Saturday 15 March 2014

12 - Trust


Trust.

If you have it, you are willing to put your life on the line. Most of us have flown on a plane, driven down the QEII in winter, or maybe even zip-lined for a team-building exercise. Without trust, I wouldn't have fallen backwards off a picnic-table into my coworkers arms, but I did. It is a simple exercise, but a mutual understanding results. 

Alberta Education and its teachers - Trust issues?


As I've explained in previous posts, I understand the reasoning behind inspiring education. A character education makes more sense than: 


Does my profession trust that Alberta Education will support us with time and training? Will the curriculum be implemented with the understanding that all learners are not innately driven? Will the frustrations with assessing competencies in an outcome-based course be discussed properly?
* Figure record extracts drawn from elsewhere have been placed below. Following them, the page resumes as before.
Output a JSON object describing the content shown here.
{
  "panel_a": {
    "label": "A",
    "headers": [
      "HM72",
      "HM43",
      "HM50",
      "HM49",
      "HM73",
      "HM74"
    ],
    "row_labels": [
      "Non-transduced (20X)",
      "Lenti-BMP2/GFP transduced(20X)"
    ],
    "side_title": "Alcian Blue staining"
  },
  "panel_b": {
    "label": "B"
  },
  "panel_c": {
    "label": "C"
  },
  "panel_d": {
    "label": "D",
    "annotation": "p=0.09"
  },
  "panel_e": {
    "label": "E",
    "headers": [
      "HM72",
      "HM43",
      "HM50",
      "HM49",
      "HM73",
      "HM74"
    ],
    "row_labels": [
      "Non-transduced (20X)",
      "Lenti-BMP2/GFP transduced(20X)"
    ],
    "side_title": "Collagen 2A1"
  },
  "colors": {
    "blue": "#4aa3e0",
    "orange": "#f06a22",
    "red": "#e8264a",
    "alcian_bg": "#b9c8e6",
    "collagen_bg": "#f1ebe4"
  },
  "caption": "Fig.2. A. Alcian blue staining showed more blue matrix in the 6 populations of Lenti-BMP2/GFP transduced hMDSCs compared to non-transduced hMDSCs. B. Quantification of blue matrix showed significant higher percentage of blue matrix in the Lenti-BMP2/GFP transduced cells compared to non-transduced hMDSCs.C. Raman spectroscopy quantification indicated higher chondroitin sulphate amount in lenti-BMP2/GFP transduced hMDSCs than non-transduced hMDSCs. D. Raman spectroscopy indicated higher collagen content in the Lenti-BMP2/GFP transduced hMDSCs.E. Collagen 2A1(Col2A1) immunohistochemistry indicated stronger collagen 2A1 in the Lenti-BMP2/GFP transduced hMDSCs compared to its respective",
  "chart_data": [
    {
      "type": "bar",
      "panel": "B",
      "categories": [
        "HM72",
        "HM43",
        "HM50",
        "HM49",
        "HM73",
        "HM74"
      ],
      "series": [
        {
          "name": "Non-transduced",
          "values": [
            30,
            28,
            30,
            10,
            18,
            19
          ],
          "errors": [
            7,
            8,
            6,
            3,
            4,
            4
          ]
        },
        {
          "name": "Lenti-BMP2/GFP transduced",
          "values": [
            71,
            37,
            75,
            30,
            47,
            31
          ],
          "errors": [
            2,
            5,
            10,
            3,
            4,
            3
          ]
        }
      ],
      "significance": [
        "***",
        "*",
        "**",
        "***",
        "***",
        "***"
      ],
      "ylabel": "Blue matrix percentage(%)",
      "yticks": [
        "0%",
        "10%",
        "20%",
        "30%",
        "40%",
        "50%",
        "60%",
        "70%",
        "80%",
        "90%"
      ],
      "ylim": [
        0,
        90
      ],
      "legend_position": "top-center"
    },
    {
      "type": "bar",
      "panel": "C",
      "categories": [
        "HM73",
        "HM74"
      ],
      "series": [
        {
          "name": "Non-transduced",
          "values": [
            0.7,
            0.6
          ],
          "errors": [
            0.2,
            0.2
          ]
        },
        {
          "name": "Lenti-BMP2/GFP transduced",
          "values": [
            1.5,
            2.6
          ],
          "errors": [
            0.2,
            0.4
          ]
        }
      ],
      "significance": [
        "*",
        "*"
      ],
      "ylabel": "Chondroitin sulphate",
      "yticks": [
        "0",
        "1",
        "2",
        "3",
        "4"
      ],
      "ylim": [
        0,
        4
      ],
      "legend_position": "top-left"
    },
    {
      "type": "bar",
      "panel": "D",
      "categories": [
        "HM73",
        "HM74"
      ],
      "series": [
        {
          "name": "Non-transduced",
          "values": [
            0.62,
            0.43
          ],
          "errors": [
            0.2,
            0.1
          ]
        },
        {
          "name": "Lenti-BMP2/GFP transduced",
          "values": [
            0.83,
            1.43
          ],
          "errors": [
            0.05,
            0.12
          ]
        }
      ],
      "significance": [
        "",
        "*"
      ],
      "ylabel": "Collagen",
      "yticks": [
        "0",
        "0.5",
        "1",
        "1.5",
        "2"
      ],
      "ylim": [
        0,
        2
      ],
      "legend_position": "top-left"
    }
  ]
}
Will teachers, as a professional organisation, still be treated as professionals?

We are at the point where people think lack of information is better than insight from industry. This is embarrassing for society. Tens of thousands of people are employed by companies like Stantec, Suncor, etc., and we don't want their input. Of course, we want ALL stakeholders' to have educational inputs, being careful that it is not for financial gains, but high profile people have said we want no input. If our brightest and most vocal people are saying no information is better that information, we have a problem.

Considering we just got legislated into a four-year 0-0-0-2 deal because of a lack of money (bitumen bubble) for the C2 work-study,  Alberta Education has only a few years to figure out its issues. Based on rumors of the delayed Task Force on Teacher Excellence's implementation of merit pay, the loss of job security, etc., they are not off to a good start. 

I admire the idea of competencies for the 21st century learner, but I'm not ready to fall into the government's arms off a picnic table.